Here in Japan all train engineers and conductors and platform conductors are required to speak out in a falsetto voice (either higher sound, or purposefully more nasal) and indicate with their hands any safety concern, including pointing and sweeping the hand along the line of the platform up toward the front of the platform, singing out what controls they are moving or changing in the driver's compartment, announcing the opening and closing of doors, checking the platform camera and CCTV, and ringing the set off bell. By requiring expressing what they are seeing and doing they stay focused.

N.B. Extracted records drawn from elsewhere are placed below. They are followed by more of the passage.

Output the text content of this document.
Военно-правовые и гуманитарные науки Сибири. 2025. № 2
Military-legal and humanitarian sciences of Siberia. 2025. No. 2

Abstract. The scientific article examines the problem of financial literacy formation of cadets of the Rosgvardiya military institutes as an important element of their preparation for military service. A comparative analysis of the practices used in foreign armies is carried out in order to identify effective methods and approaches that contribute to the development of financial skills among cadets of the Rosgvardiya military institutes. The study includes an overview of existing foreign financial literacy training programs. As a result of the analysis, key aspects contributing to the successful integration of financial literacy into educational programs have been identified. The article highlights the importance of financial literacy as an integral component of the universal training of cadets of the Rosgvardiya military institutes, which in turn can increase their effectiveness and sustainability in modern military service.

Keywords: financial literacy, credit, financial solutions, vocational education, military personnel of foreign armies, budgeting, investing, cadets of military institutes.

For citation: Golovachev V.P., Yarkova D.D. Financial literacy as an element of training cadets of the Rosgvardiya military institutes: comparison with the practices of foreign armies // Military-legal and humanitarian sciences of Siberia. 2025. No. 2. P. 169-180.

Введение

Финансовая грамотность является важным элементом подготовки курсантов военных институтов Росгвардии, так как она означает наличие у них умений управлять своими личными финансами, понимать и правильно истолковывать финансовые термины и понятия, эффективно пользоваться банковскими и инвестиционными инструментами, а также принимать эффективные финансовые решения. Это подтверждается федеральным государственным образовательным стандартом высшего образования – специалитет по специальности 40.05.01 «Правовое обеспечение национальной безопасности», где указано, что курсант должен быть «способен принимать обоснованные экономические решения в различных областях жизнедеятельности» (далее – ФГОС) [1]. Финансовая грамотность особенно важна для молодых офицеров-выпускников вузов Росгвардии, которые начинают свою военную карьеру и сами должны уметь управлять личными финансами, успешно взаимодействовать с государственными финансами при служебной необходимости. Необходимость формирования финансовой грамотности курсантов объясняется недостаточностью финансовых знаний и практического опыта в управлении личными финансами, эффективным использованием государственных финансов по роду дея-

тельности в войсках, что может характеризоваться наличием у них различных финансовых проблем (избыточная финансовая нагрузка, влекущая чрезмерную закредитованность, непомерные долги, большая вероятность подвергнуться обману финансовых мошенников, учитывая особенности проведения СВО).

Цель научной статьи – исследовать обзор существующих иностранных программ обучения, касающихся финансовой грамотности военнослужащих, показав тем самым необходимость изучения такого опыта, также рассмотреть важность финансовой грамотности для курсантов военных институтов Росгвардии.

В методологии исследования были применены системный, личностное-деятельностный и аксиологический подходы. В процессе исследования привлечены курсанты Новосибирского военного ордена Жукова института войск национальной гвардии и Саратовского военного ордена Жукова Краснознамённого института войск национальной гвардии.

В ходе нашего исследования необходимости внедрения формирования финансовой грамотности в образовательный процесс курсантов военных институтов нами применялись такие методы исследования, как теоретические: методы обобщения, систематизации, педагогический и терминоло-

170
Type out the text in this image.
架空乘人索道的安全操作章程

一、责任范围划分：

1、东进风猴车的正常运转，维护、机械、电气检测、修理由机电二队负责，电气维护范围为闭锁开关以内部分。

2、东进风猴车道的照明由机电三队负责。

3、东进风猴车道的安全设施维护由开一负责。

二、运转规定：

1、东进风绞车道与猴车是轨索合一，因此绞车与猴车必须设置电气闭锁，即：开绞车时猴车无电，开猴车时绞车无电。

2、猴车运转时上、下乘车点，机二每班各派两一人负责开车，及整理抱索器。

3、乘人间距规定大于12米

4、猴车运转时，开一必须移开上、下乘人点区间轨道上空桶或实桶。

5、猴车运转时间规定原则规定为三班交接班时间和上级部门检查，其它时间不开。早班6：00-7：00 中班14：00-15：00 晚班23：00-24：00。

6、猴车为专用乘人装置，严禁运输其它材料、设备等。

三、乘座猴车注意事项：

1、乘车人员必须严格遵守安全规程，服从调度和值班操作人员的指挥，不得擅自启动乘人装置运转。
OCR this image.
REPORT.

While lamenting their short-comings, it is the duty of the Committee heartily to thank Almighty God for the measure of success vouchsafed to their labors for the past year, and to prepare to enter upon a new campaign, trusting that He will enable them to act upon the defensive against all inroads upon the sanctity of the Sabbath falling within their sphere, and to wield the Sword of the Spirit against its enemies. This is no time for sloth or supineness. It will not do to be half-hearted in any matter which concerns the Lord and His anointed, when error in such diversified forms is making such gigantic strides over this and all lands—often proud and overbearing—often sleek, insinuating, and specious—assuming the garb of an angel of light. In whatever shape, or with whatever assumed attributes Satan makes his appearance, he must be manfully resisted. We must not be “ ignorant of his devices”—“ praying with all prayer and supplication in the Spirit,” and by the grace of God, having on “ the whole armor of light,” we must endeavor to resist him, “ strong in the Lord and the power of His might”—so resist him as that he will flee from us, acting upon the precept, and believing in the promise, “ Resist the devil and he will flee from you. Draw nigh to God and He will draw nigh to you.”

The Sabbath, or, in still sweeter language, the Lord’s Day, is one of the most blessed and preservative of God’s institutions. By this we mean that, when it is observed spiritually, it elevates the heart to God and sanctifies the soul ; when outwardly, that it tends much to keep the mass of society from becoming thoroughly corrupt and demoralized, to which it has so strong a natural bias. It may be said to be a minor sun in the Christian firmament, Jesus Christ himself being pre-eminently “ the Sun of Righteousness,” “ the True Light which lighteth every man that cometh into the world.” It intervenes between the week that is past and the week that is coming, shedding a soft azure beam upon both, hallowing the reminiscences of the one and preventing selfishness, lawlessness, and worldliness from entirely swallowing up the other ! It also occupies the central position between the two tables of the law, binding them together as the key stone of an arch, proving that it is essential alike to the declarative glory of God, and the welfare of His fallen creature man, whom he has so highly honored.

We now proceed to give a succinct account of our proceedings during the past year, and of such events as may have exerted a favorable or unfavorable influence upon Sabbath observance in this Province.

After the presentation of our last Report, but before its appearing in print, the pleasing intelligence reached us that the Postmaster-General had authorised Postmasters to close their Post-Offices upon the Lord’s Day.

The accident rate, while not perfect, is extremely low compared to other countries. The Bullet Train has never had an accident in its 50-year history, with over 4 billion passengers transported (151 million passengers a year). That's pretty impressive!

Anyway, I sing quite a lot when I'm hiking. Here in Japan you have Asian Black Bears which are mainly shy like those in North America and up north the Brown Bear, which is a cousin of the Grizzly. You also get WIld Boar and Snow Monkeys which can be very aggressive. I've often come face-to-face with Wild Boars (especially at night) and Snow Monkeys and usually the singing is enough to deter them. Like in the popular tourist spots in Yosemite, the habituated Snow Monkeys are the worst. They can't kill you, but they sure do a good job of scaring you!

Richard Brownkatz
(Rbrownkatz) - F

Locale: Southeast
Radio on 02/01/2012 10:28:39 MST Print View

Hey, that's why I get away from other people and go into the woods; So I can listen to other people's music in the middle of the night.